# My Reds



## xxTheReal118xx (Jul 26, 2010)

my reds first piranha i ever had sold them now cuz of move but soon getting more alot more and differtant ones too


----------



## salvo85 (Jul 25, 2010)

nattereri good boy, turned red really good breeding


----------



## platinum1683 (Nov 17, 2006)

haha like the skull and wood. Really goes with the Ps


----------



## xxTheReal118xx (Jul 26, 2010)

bump


----------



## Sacrifice (Sep 24, 2006)

Those reds have some freaking awesome flames on them. Some of the tallest flames I've ever seen actually.
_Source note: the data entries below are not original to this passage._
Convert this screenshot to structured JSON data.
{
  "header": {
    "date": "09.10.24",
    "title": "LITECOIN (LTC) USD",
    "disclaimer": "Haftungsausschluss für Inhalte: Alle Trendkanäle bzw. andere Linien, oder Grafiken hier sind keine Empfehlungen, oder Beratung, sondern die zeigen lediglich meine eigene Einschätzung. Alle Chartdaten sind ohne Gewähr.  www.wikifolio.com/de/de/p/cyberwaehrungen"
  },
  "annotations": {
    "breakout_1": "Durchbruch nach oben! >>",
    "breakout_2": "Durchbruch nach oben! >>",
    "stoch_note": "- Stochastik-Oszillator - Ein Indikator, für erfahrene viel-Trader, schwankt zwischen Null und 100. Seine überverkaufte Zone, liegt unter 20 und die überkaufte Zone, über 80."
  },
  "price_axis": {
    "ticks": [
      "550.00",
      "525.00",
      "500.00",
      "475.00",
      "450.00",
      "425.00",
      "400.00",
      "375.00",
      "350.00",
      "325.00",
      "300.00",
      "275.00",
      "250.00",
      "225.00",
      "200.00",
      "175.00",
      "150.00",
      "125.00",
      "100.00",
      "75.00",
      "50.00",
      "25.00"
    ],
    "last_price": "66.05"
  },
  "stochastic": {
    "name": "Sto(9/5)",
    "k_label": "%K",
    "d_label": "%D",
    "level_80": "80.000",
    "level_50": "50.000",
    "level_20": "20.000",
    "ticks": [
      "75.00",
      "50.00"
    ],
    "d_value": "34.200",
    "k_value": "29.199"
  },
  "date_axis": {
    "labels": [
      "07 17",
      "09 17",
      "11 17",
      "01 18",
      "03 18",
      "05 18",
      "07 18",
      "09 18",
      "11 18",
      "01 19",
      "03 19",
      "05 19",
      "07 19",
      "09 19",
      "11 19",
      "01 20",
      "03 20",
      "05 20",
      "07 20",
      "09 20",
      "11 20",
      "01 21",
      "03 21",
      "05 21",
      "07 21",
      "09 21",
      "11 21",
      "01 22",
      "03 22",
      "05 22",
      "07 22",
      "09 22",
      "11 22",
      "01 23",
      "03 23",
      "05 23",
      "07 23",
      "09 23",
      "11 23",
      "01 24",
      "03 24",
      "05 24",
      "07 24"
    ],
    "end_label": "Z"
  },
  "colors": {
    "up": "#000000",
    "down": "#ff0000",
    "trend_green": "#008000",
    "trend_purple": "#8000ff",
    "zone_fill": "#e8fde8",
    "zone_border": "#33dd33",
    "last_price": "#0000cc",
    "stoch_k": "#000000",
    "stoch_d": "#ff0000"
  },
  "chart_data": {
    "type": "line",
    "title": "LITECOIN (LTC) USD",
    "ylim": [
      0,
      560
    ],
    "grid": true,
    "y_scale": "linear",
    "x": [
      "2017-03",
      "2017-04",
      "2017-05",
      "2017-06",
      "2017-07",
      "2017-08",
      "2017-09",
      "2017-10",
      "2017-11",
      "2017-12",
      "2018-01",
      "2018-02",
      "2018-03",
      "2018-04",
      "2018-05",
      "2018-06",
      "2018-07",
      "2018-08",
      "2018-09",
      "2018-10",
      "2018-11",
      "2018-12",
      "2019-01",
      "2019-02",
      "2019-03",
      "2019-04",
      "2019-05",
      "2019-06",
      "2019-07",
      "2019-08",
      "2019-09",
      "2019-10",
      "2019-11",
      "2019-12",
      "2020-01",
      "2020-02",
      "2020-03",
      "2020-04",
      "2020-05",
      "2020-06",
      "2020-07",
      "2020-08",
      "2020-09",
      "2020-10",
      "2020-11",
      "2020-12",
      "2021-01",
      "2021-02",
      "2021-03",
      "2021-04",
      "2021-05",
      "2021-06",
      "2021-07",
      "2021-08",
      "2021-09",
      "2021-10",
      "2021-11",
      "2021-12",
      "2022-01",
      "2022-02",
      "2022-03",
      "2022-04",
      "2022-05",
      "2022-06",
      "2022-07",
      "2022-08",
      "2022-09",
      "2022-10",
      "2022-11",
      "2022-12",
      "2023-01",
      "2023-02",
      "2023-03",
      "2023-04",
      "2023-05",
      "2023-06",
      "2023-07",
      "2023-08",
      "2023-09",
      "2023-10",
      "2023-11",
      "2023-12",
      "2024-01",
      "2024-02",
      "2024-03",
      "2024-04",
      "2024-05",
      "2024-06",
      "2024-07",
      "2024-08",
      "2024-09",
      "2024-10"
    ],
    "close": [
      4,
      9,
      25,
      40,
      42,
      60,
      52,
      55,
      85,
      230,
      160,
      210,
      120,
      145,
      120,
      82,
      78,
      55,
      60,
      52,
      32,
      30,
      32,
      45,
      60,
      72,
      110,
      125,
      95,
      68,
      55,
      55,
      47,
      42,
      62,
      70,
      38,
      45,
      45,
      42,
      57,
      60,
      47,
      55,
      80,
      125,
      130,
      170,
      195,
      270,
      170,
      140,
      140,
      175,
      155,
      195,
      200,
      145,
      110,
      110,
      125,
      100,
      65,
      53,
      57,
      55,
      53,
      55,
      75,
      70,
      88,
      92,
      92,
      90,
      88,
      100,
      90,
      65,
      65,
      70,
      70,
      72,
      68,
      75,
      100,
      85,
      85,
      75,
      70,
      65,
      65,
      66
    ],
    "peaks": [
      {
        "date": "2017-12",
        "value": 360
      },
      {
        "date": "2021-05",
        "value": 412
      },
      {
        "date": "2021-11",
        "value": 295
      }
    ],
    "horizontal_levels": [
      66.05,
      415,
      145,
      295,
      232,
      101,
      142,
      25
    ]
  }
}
You mentioned that you had to get rid of them right?


----------



## bob351 (Oct 23, 2005)

beautiful reds... love the flames

what was the diet?


----------



## lorteti hr (May 29, 2011)




----------



## xxTheReal118xx (Jul 26, 2010)

yea i had to sell them all all six for only 25 bucks at 8 inches


----------



## xxTheReal118xx (Jul 26, 2010)

Diet (over 2 inches)
60% raw shrimp shell on
20% pellets 
2% cons home breed
8% tilapia
1% cod
5% smelt
4% muscles and clams
Diet (under 2 inches)
20% beef tongue
80% live blood worms


----------



## BRUNER247 (Jun 2, 2010)

Those pics must of been pretty old cause they're nowhere near 8" in the pics. Awesome coloration & suks you chose to sell em A YEAR AGO.


----------



## scotty (Oct 3, 2007)

you read my mind on the 8 inch thing, they still got their baby spots. nice colors though. well at least at the time the pics were taken


----------



## xxTheReal118xx (Jul 26, 2010)

yea they were like 4-5 inch in the pic about 1.2 years old. i sold them last summer and at like 2.5 years old


----------



## BRUNER247 (Jun 2, 2010)

That's pretty small for 1.5year old fish. Definitely had nice color though. Still not sure why you bumped a year old thread on fish you don't own now. I could see if you were updating with pics or something.


----------



## Da' Manster! (Sep 1, 2009)

....thanks for sharing!...







....Your former reds rocked like a BOSTON concert!!!....


----------